Here’s what you can do to be prepared!

  • Face, eyes, smile, hair, expression.  What is the first impression people get when they see you?  Are you approachable? Or do you scowl people away? Do your eyes light up with excitement and energy or do they say move on? Ask someone you know to tell you the truth about this!
  • Posture and body language. Do you stand tall and proud or do you hide underneath you sagging shoulders? Does your stance invite people to engage with you or do you close them off with your arms folded?  I dare you to talk to me!
  • Clothes and Accessories. Would your grandmother be proud of you?  Would your little sister stay away?  In the workplace you will find multiple generations.  Do you make a statement that says I only want to interact with people like me or do you have a universal appeal?
  • Eye Contact. Do you look people in the eyes and say I want to get to know you with that connection?  Or do you look away?  In North America people who don’t hold your gaze are assumed to be lacking confidence or not being interested in getting connected.
  • Your Handshake. A good solid handshake says as much as the direct eye contact.  If you hands are cold and clammy or sweaty, run hot or cold water on your wrists or use an antiperspirant as hand cream to have your hands be inviting to touch. Does your handshake communicate I am really glad to have this opportunity to get connect?
  • Your voice energy and volume.  Like the eye contact and the handshake,  the energy of your voice conveys a strong impression. Whether it is a phone interview or a face-to-face interview, speak with energy and confidence. Does your voice signal confidence or does your whisper convey the message that you are weak and ineffective?
  • Structures for Follow-up.
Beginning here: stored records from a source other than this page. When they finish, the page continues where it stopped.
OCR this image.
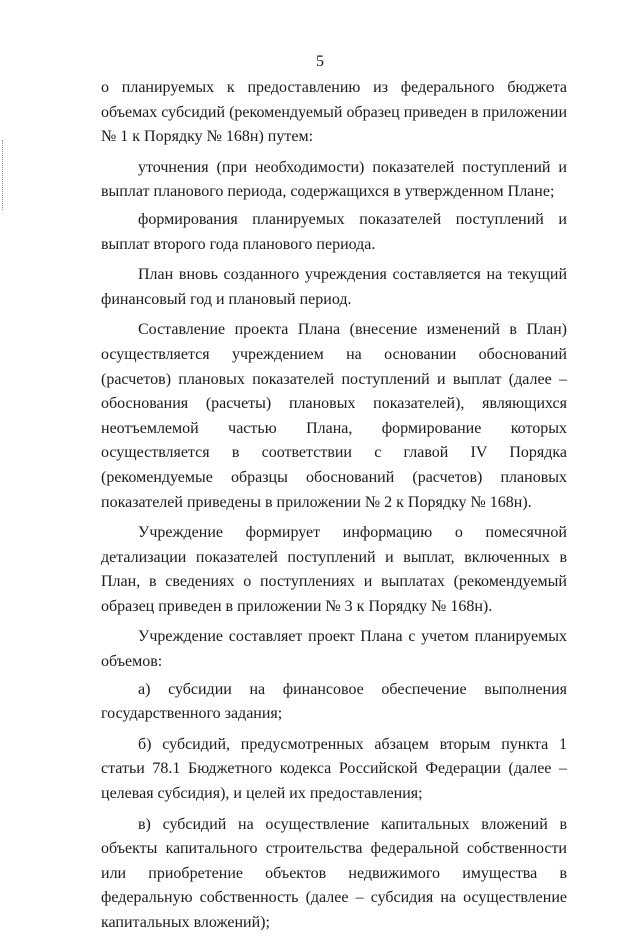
5

о планируемых к предоставлению из федерального бюджета объемах субсидий (рекомендуемый образец приведен в приложении № 1 к Порядку № 168н) путем:

уточнения (при необходимости) показателей поступлений и выплат планового периода, содержащихся в утвержденном Плане;

формирования планируемых показателей поступлений и выплат второго года планового периода.

План вновь созданного учреждения составляется на текущий финансовый год и плановый период.

Составление проекта Плана (внесение изменений в План) осуществляется учреждением на основании обоснований (расчетов) плановых показателей поступлений и выплат (далее – обоснования (расчеты) плановых показателей), являющихся неотъемлемой частью Плана, формирование которых осуществляется в соответствии с главой IV Порядка (рекомендуемые образцы обоснований (расчетов) плановых показателей приведены в приложении № 2 к Порядку № 168н).

Учреждение формирует информацию о помесячной детализации показателей поступлений и выплат, включенных в План, в сведениях о поступлениях и выплатах (рекомендуемый образец приведен в приложении № 3 к Порядку № 168н).

Учреждение составляет проект Плана с учетом планируемых объемов:

а) субсидии на финансовое обеспечение выполнения государственного задания;

б) субсидий, предусмотренных абзацем вторым пункта 1 статьи 78.1 Бюджетного кодекса Российской Федерации (далее – целевая субсидия), и целей их предоставления;

в) субсидий на осуществление капитальных вложений в объекты капитального строительства федеральной собственности или приобретение объектов недвижимого имущества в федеральную собственность (далее – субсидия на осуществление капитальных вложений);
Always have business cards or professional contact cards with you so that you can leave something with the person you meet.  And take small cards for you to record their name and contact information and key information in case they don’t have a card.  This makes it easy to follow-up with them and to build your network of relationships you can count on when you need some information or mutual assistance.

As you accelerate your networking and relationship building activities, you will begin to uncover more and more opportunities to show up as the confident and competent professional that you are.  Using this checklist will help you be prepared until it just becomes second nature to you.  And it will!